Act on the processes

These include the implementation of:

• safety measures following exceeding the thresholds defined for certain safety parameters (temperature, pressure, oxygen level, etc.),

• cooling systems to control, for example, a chemical reaction or heating due to gas compression,

• magnetic, gravity separators (wedge boxes) to remove elements that could cause sparks or carry hot surfaces into ventilation networks.

  
  

Carry out checks

This involves checking that certain parameters do not exceed the thresholds beyond which inflammation is effective. For this, different detection systems exist:

• temperature and pressure rise detectors, etc.

• infrared thermography (detection of hot spots on electrical networks),

• carbon monoxide detectors (detection of the start of fermentation with release of heat),

• systems for controlling the speed of movement and/or offset of conveyor belts, jamming, rotation (limitation of friction, heating and electrostatic charges generated during the operation of this equipment).

  

  
  

Act on devices

• suitability of devices for the ATEX zone,

• mobile tools that do not cause sparks,

• equipotentiality and earthing of the entire installation,

• correctly sized and regularly checked electrical installation.

Implement organizational measures

• operating procedure for carrying out tasks,

• fire permit for all hot spot work,

• work permit or intervention order for any operation in an ATEX zone,

• limitation of the number of workers entering an ATEX zone,

• consultation with external companies and management of co-activity (prevention plan, presence of a representative for external companies),

• establishment of “smoking areas” to enforce the smoking ban in places where ATEX may occur,

• wearing appropriate work clothes made of materials that facilitate the flow of electrostatic charges, regular cleaning by vacuuming for dust,

• employee training.

All measures taken must be realistic and rigorous, in order to provide effective and appropriate prevention solutions.

Limit the effects of an explosion

Since it is difficult to fully control ignition sources, in the event that the formation of an explosive atmosphere cannot be avoided, protective measures must be adopted to mitigate the harmful effects of an explosion. The actions to be taken are specific to each work situation, process or installation:

• actions on containment (explosion vents),

• triggered fire extinguishers (explosion suppressors),

• explosion overpressure resistant devices ,

• technical decoupling systems (system which prevents an explosion from spreading to the rest of the installation: flame arresters, rotary valves, quick-closing valves, “Ventex” valves, triggered extinguishers, explosion diverter, clearance chimney, etc.),

• actions on the configuration and design of the premises : compartmentalization, resistance of materials (glass, roofing in fragile materials, etc.), design and construction of the premises (choice of suitable and fire-resistant materials, premises resistant to the possible collapse of the building), grouping of personnel in dedicated locations so that they are not victims of falling structural elements.

  
  

Such technical means (vents, technical decoupling systems, etc.) are explosion protection systems under ATEX regulations and must therefore be recognized and certified as compliant with them.

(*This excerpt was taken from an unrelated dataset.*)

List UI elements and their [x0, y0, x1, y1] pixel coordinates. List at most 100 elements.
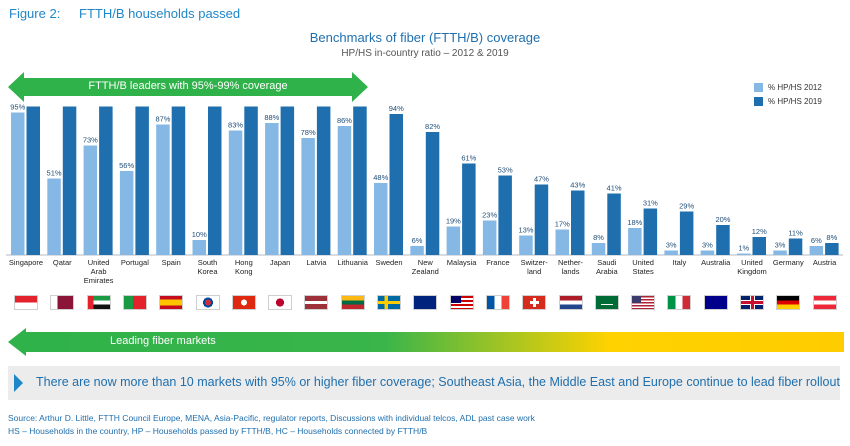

Risk culture: the key to security

• Strong commitment from Management on this subject

• Mandatory training adapted for all those working in ATEX zones.

• Prevention plans and work permits in ATEX zones drawn up with external companies.

• Clear signage of premises and machines and compliance with procedures.

• Regular safety drills .

  
  

  Example : In a waste treatment company, raising awareness among operators about handling solvents helped prevent several major incidents.

  
  

Explosive atmospheres are invisible but dangerous. Thanks to European directives, certified equipment, and proper staff training, it is possible to control this risk. In the construction industry, as elsewhere, prevention requires analysis, rigor, and anticipation.